Its latest Global Fund Manager Survey questioned 247 respondents with US$635 billion in assets under management between 4–10 August.

Cash weightings fell from 5.3 per cent in July to 4.8 per cent in August, its lowest weighting since November 2021.

They had fallen in June from 5.6 per cent to 5.1 per cent, which prompted BoA to describe how it was ‘no longer uber-high’ but rose back up in July to 5.3 per cent.

In August, the organisation said respondents are pivoting from cash to equities.
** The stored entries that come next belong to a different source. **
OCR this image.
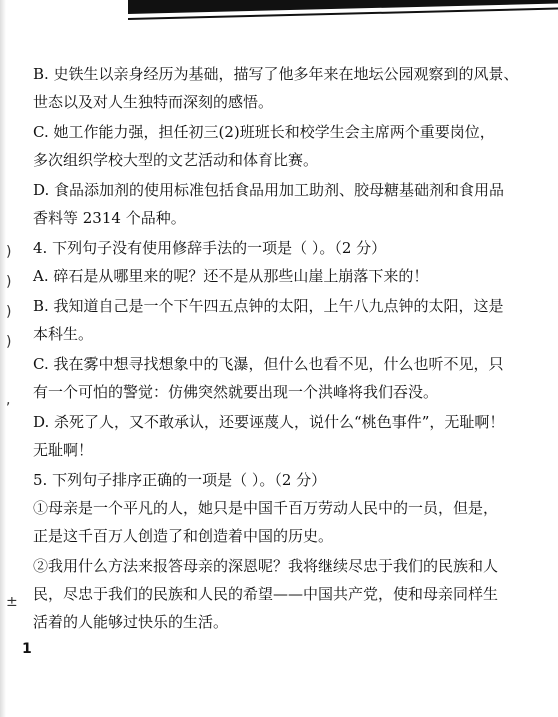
)
)
)
)
,
±
B. 史铁生以亲身经历为基础，描写了他多年来在地坛公园观察到的风景、
世态以及对人生独特而深刻的感悟。
C. 她工作能力强，担任初三(2)班班长和校学生会主席两个重要岗位，
多次组织学校大型的文艺活动和体育比赛。
D. 食品添加剂的使用标准包括食品用加工助剂、胶母糖基础剂和食用品
香料等 2314 个品种。
4. 下列句子没有使用修辞手法的一项是（ ）。（2 分）
A. 碎石是从哪里来的呢？还不是从那些山崖上崩落下来的！
B. 我知道自己是一个下午四五点钟的太阳，上午八九点钟的太阳，这是
本科生。
C. 我在雾中想寻找想象中的飞瀑，但什么也看不见，什么也听不见，只
有一个可怕的警觉：仿佛突然就要出现一个洪峰将我们吞没。
D. 杀死了人，又不敢承认，还要诬蔑人，说什么“桃色事件”，无耻啊！
无耻啊！
5. 下列句子排序正确的一项是（ ）。（2 分）
①母亲是一个平凡的人，她只是中国千百万劳动人民中的一员，但是，
正是这千百万人创造了和创造着中国的历史。
②我用什么方法来报答母亲的深恩呢？我将继续尽忠于我们的民族和人
民，尽忠于我们的民族和人民的希望——中国共产党，使和母亲同样生
活着的人能够过快乐的生活。
1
On a relative basis, investors are now the least underweight to equities relative to cash since February 2022. 

Equity allocations increased by 13 percentage points month-on-month with preferences for emerging markets, Japan and the UK, while allocations to US and Eurozone equities saw a decline. 

In the case of US equities, the 12-percentage-point month-on-month decline almost fully reversed gains seen in July. 

Overall fund manager sentiment, which is based on cash position, equity allocations and economic growth, is “improving” and the least bearish since February 2022. 

The number of respondents who said there will be no recession in the next 18 months has risen from 19 per cent in July to 31 per cent, and 42 per cent don’t expect to see one in the next 12 months.

The volume of those who expect to see a recession in the fourth quarter of 2023 has dramatically reduced from around a quarter to 13 per cent, with expectations instead pushed out to the first quarter of 2024.

Investors still expect global growth to be weak over the next 12 months, but the figure has “improved significantly” from 60 per cent in July to 45 per cent this month. 

The majority (81 per cent) expect inflation to slow in the next 12 months, prompting speculation that the Federal Reserve will cut rates next year. 

The biggest tail risk is high inflation keeping central banks hawkish at 45 per cent, unchanged from July, followed by worsening geopolitics at 14 per cent and a bank credit crunch and global recession at 14 per cent.